Thiago was applauded for his intention, without waiting for the execution, as had only been seen before with Iván de la Peña, two midfielders who have gotten the public out of their seats to applaud and the coaches on their bench to complain about the risk taken – nobody was more irritated by a loss than Van Gaal. The artist Thiago visualised the play before anyone else, he oriented himself and anticipated, he matched his sinewy body to the rhythm of the ball, he moved with constant energy and his catalogue of technical resources was so admirable – controls, turns, hits – that he did not allow the innocuous pass but rather a brilliant one, as if it were a goal, so that it was or it was not, without half measures, demanding of himself like no other footballer since his beginnings at La Masia. Nobody doubted his talent and daring, but the problem was in the continuity, conditioned by technical decisions and injuries: Thiago played against Thiago.
“As youth players, we train to be able to reach the first team and, once you have achieved that, it is about being a protagonist, to the point that if you don’t see it possible you look to see if other doors open,” he confessed after leaving the Barça club in 2013. Thiago had a signed contract with a 90 million release clause that rose to 18 million if he did not play 60% of the games with Barça. Thiago went from playing 63% of the games to 47% in his last season, with the approval of the Barça club, and found an optimal exit at Bayern Munich, where he was coached by one of his trusted coaches, Guardiola. The transfer was closed for 25 million and the competitive Thiago, the 15th player in the Barcelona squad, reached his peak during seven seasons in Bavaria with Guardiola, Ancelotti and Flick.
“Football is a global language,” he admitted in an interview with EL PAÍS, after praising Ancelotti – “it’s freedom; he never speaks in vain” – and Guardiola: “He taught me positional play, to then understand constant mobility, always from passion and commitment,” added Thiago, especially happy later with Flick in Portugal when they won that Champions League in which they started by beating Barça (2-8). It is not ruled out that both will meet again now at the Barça club and Thiago will begin his career as a coach as Flick’s assistant. His time as a player is over at Liverpool, the club he left as continental champion in 2020, seduced by Klopp and after paying more than 20 million to Bayern. The physical ordeal prevented him from being a regular at Anfield.

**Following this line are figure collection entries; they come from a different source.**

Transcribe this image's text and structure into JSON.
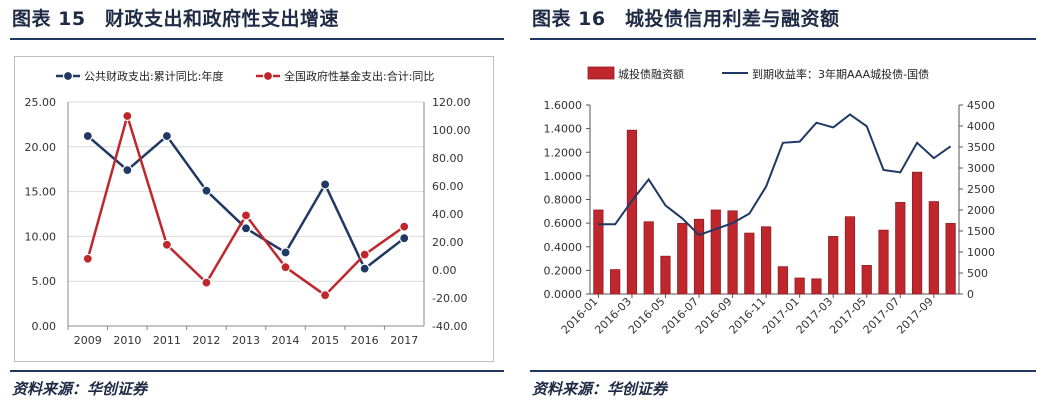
{
  "left": {
    "title": "图表 15　财政支出和政府性支出增速",
    "source": "资料来源：华创证券",
    "chart_data": {
      "type": "line",
      "categories": [
        "2009",
        "2010",
        "2011",
        "2012",
        "2013",
        "2014",
        "2015",
        "2016",
        "2017"
      ],
      "series": [
        {
          "name": "公共财政支出:累计同比:年度",
          "axis": "left",
          "color": "#1f3864",
          "values": [
            21.2,
            17.4,
            21.2,
            15.1,
            10.9,
            8.2,
            15.8,
            6.4,
            9.8
          ]
        },
        {
          "name": "全国政府性基金支出:合计:同比",
          "axis": "right",
          "color": "#c0272d",
          "values": [
            8,
            110,
            18,
            -9,
            39,
            2,
            -18,
            11,
            31
          ]
        }
      ],
      "ylim": [
        0,
        25
      ],
      "y2lim": [
        -40,
        120
      ],
      "yticks": [
        "0.00",
        "5.00",
        "10.00",
        "15.00",
        "20.00",
        "25.00"
      ],
      "y2ticks": [
        "-40.00",
        "-20.00",
        "0.00",
        "20.00",
        "40.00",
        "60.00",
        "80.00",
        "100.00",
        "120.00"
      ],
      "legend_position": "top"
    }
  },
  "right": {
    "title": "图表 16　城投债信用利差与融资额",
    "source": "资料来源：华创证券",
    "chart_data": {
      "type": "bar+line",
      "categories": [
        "2016-01",
        "2016-02",
        "2016-03",
        "2016-04",
        "2016-05",
        "2016-06",
        "2016-07",
        "2016-08",
        "2016-09",
        "2016-10",
        "2016-11",
        "2016-12",
        "2017-01",
        "2017-02",
        "2017-03",
        "2017-04",
        "2017-05",
        "2017-06",
        "2017-07",
        "2017-08",
        "2017-09",
        "2017-10"
      ],
      "tick_labels": [
        "2016-01",
        "2016-03",
        "2016-05",
        "2016-07",
        "2016-09",
        "2016-11",
        "2017-01",
        "2017-03",
        "2017-05",
        "2017-07",
        "2017-09"
      ],
      "series": [
        {
          "name": "城投债融资额",
          "type": "bar",
          "axis": "right",
          "color": "#c0272d",
          "values": [
            2000,
            580,
            3900,
            1720,
            900,
            1680,
            1780,
            2000,
            1980,
            1450,
            1600,
            650,
            380,
            360,
            1370,
            1840,
            680,
            1520,
            2180,
            2900,
            2200,
            1680
          ]
        },
        {
          "name": "到期收益率：3年期AAA城投债-国债",
          "type": "line",
          "axis": "left",
          "color": "#1f3864",
          "values": [
            0.59,
            0.59,
            0.79,
            0.97,
            0.75,
            0.64,
            0.5,
            0.55,
            0.6,
            0.68,
            0.91,
            1.28,
            1.29,
            1.45,
            1.41,
            1.52,
            1.42,
            1.05,
            1.03,
            1.28,
            1.15,
            1.25
          ]
        }
      ],
      "ylim": [
        0,
        1.6
      ],
      "y2lim": [
        0,
        4500
      ],
      "yticks": [
        "0.0000",
        "0.2000",
        "0.4000",
        "0.6000",
        "0.8000",
        "1.0000",
        "1.2000",
        "1.4000",
        "1.6000"
      ],
      "y2ticks": [
        "0",
        "500",
        "1000",
        "1500",
        "2000",
        "2500",
        "3000",
        "3500",
        "4000",
        "4500"
      ],
      "legend_position": "top"
    }
  }
}
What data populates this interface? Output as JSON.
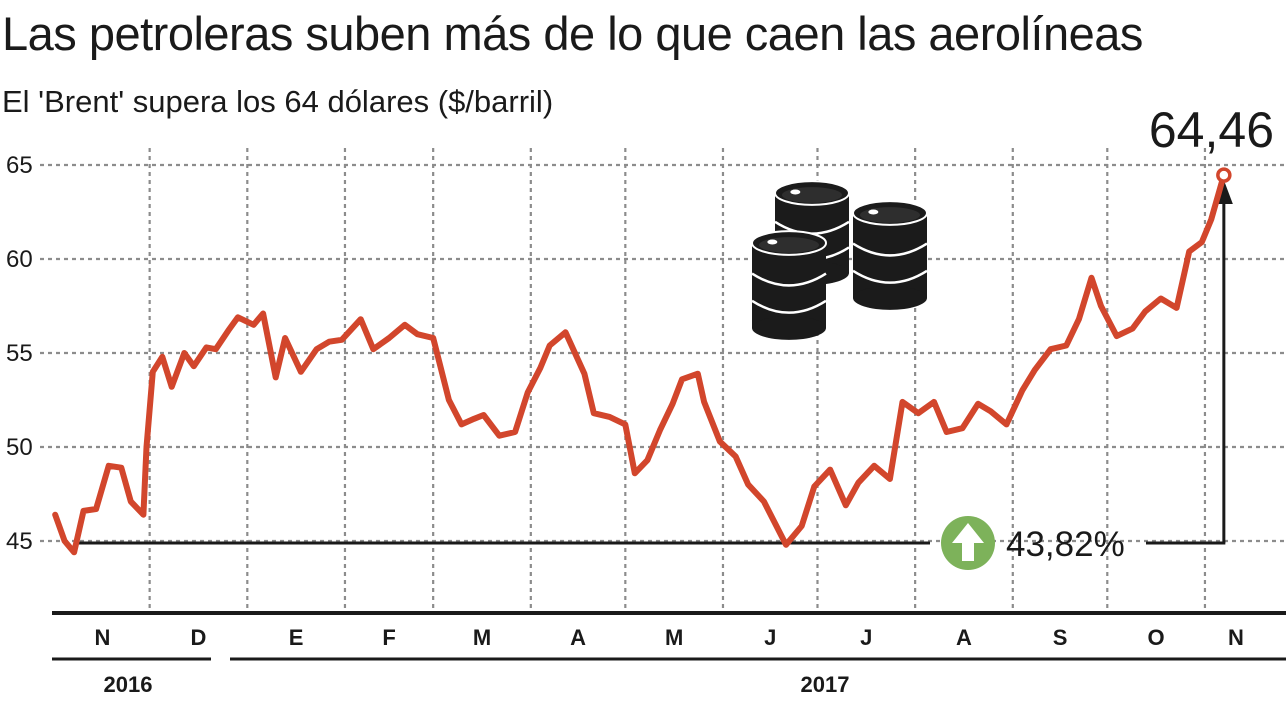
{
  "chart_data": {
    "type": "line",
    "title": "Las petroleras suben más de lo que caen las aerolíneas",
    "subtitle": "El 'Brent' supera los 64 dólares ($/barril)",
    "ylim": [
      41.5,
      66
    ],
    "yticks": [
      45,
      50,
      55,
      60,
      65
    ],
    "months": [
      "N",
      "D",
      "E",
      "F",
      "M",
      "A",
      "M",
      "J",
      "J",
      "A",
      "S",
      "O",
      "N"
    ],
    "years": [
      "2016",
      "2017"
    ],
    "grid": true,
    "last_value_label": "64,46",
    "change_label": "43,82%",
    "line_color": "#d2462c",
    "change_icon_color": "#7db25a",
    "series": [
      {
        "x": [
          "2016-11-01",
          "2016-11-04",
          "2016-11-07",
          "2016-11-10",
          "2016-11-14",
          "2016-11-18",
          "2016-11-22",
          "2016-11-25",
          "2016-11-29",
          "2016-11-30",
          "2016-12-02",
          "2016-12-05",
          "2016-12-08",
          "2016-12-12",
          "2016-12-15",
          "2016-12-19",
          "2016-12-22",
          "2016-12-26",
          "2016-12-29",
          "2017-01-03",
          "2017-01-06",
          "2017-01-10",
          "2017-01-13",
          "2017-01-18",
          "2017-01-23",
          "2017-01-27",
          "2017-01-31",
          "2017-02-06",
          "2017-02-10",
          "2017-02-15",
          "2017-02-20",
          "2017-02-24",
          "2017-03-01",
          "2017-03-06",
          "2017-03-10",
          "2017-03-14",
          "2017-03-17",
          "2017-03-22",
          "2017-03-27",
          "2017-03-31",
          "2017-04-04",
          "2017-04-07",
          "2017-04-12",
          "2017-04-18",
          "2017-04-21",
          "2017-04-26",
          "2017-05-01",
          "2017-05-04",
          "2017-05-08",
          "2017-05-12",
          "2017-05-16",
          "2017-05-19",
          "2017-05-24",
          "2017-05-26",
          "2017-05-31",
          "2017-06-05",
          "2017-06-09",
          "2017-06-14",
          "2017-06-21",
          "2017-06-26",
          "2017-06-30",
          "2017-07-05",
          "2017-07-10",
          "2017-07-14",
          "2017-07-19",
          "2017-07-24",
          "2017-07-28",
          "2017-08-02",
          "2017-08-07",
          "2017-08-11",
          "2017-08-16",
          "2017-08-21",
          "2017-08-25",
          "2017-08-30",
          "2017-09-04",
          "2017-09-08",
          "2017-09-13",
          "2017-09-18",
          "2017-09-22",
          "2017-09-26",
          "2017-09-29",
          "2017-10-04",
          "2017-10-09",
          "2017-10-13",
          "2017-10-18",
          "2017-10-23",
          "2017-10-27",
          "2017-10-31",
          "2017-11-03",
          "2017-11-07"
        ],
        "y": [
          46.4,
          45.0,
          44.4,
          46.6,
          46.7,
          49.0,
          48.9,
          47.1,
          46.4,
          50.0,
          54.0,
          54.8,
          53.2,
          55.0,
          54.3,
          55.3,
          55.2,
          56.2,
          56.9,
          56.5,
          57.1,
          53.7,
          55.8,
          54.0,
          55.2,
          55.6,
          55.7,
          56.8,
          55.2,
          55.8,
          56.5,
          56.0,
          55.8,
          52.5,
          51.2,
          51.5,
          51.7,
          50.6,
          50.8,
          52.9,
          54.2,
          55.4,
          56.1,
          53.9,
          51.8,
          51.6,
          51.2,
          48.6,
          49.3,
          50.9,
          52.3,
          53.6,
          53.9,
          52.4,
          50.3,
          49.5,
          48.0,
          47.1,
          44.8,
          45.8,
          47.9,
          48.8,
          46.9,
          48.1,
          49.0,
          48.3,
          52.4,
          51.8,
          52.4,
          50.8,
          51.0,
          52.3,
          51.9,
          51.2,
          53.0,
          54.1,
          55.2,
          55.4,
          56.8,
          59.0,
          57.5,
          55.9,
          56.3,
          57.2,
          57.9,
          57.4,
          60.4,
          60.9,
          62.1,
          64.46
        ]
      }
    ]
  }
}
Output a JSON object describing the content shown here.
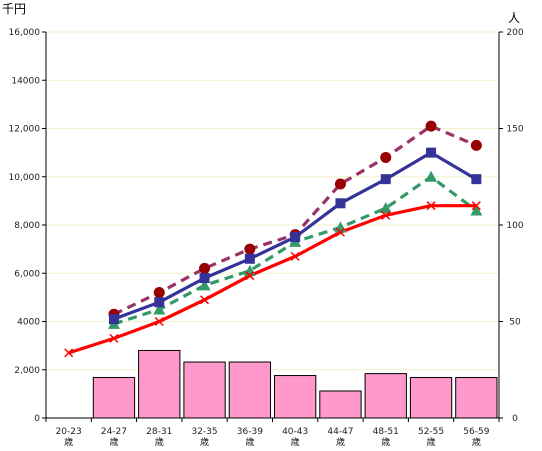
{
  "chart_data": {
    "type": "bar+line",
    "left_axis_unit": "千円",
    "right_axis_unit": "人",
    "categories": [
      {
        "range": "20-23",
        "suffix": "歳"
      },
      {
        "range": "24-27",
        "suffix": "歳"
      },
      {
        "range": "28-31",
        "suffix": "歳"
      },
      {
        "range": "32-35",
        "suffix": "歳"
      },
      {
        "range": "36-39",
        "suffix": "歳"
      },
      {
        "range": "40-43",
        "suffix": "歳"
      },
      {
        "range": "44-47",
        "suffix": "歳"
      },
      {
        "range": "48-51",
        "suffix": "歳"
      },
      {
        "range": "52-55",
        "suffix": "歳"
      },
      {
        "range": "56-59",
        "suffix": "歳"
      }
    ],
    "y_left": {
      "min": 0,
      "max": 16000,
      "ticks": [
        "0",
        "2,000",
        "4000",
        "6,000",
        "8,000",
        "10,000",
        "12,000",
        "14000",
        "16,000"
      ]
    },
    "y_right": {
      "min": 0,
      "max": 200,
      "ticks": [
        "0",
        "50",
        "100",
        "150",
        "200"
      ]
    },
    "bars": {
      "axis": "right",
      "color": "#ff99cc",
      "values": [
        0,
        21,
        35,
        29,
        29,
        22,
        14,
        23,
        21,
        21
      ]
    },
    "series": [
      {
        "style": "solid",
        "color": "#ff0000",
        "marker": "x",
        "axis": "left",
        "values": [
          2700,
          3300,
          4000,
          4900,
          5900,
          6700,
          7700,
          8400,
          8800,
          8800
        ]
      },
      {
        "style": "solid",
        "color": "#333399",
        "marker": "square",
        "axis": "left",
        "values": [
          null,
          4100,
          4800,
          5800,
          6600,
          7500,
          8900,
          9900,
          11000,
          9900
        ]
      },
      {
        "style": "dashed",
        "color": "#339966",
        "marker": "triangle",
        "axis": "left",
        "values": [
          null,
          3900,
          4500,
          5500,
          6100,
          7300,
          7900,
          8700,
          10000,
          8600
        ]
      },
      {
        "style": "dashed",
        "color": "#993366",
        "marker": "circle",
        "markerColor": "#990000",
        "axis": "left",
        "values": [
          null,
          4300,
          5200,
          6200,
          7000,
          7600,
          9700,
          10800,
          12100,
          11300
        ]
      }
    ],
    "grid": "horizontal-light"
  }
}
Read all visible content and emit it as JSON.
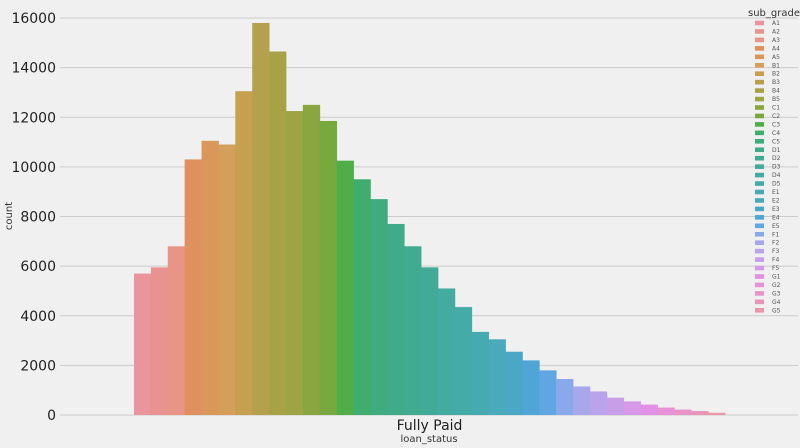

“I have never enjoyed football as much as when I was a child,” Thiago once reflected. “Football for me is a responsible pastime,” concluded the player, brother of Rafinha, son of Mazinho. “My father was very reliable, he had an incredible pass and I have not seen anyone with his sense of defence or his tactical rigour,” defined Thiago himself, who never acted against his own nature, footballing and now physical, overcome by pain and also knowing that he can no longer compete to polish a career that, in any case, will always be presided over by an intangible trophy: the quality of his football.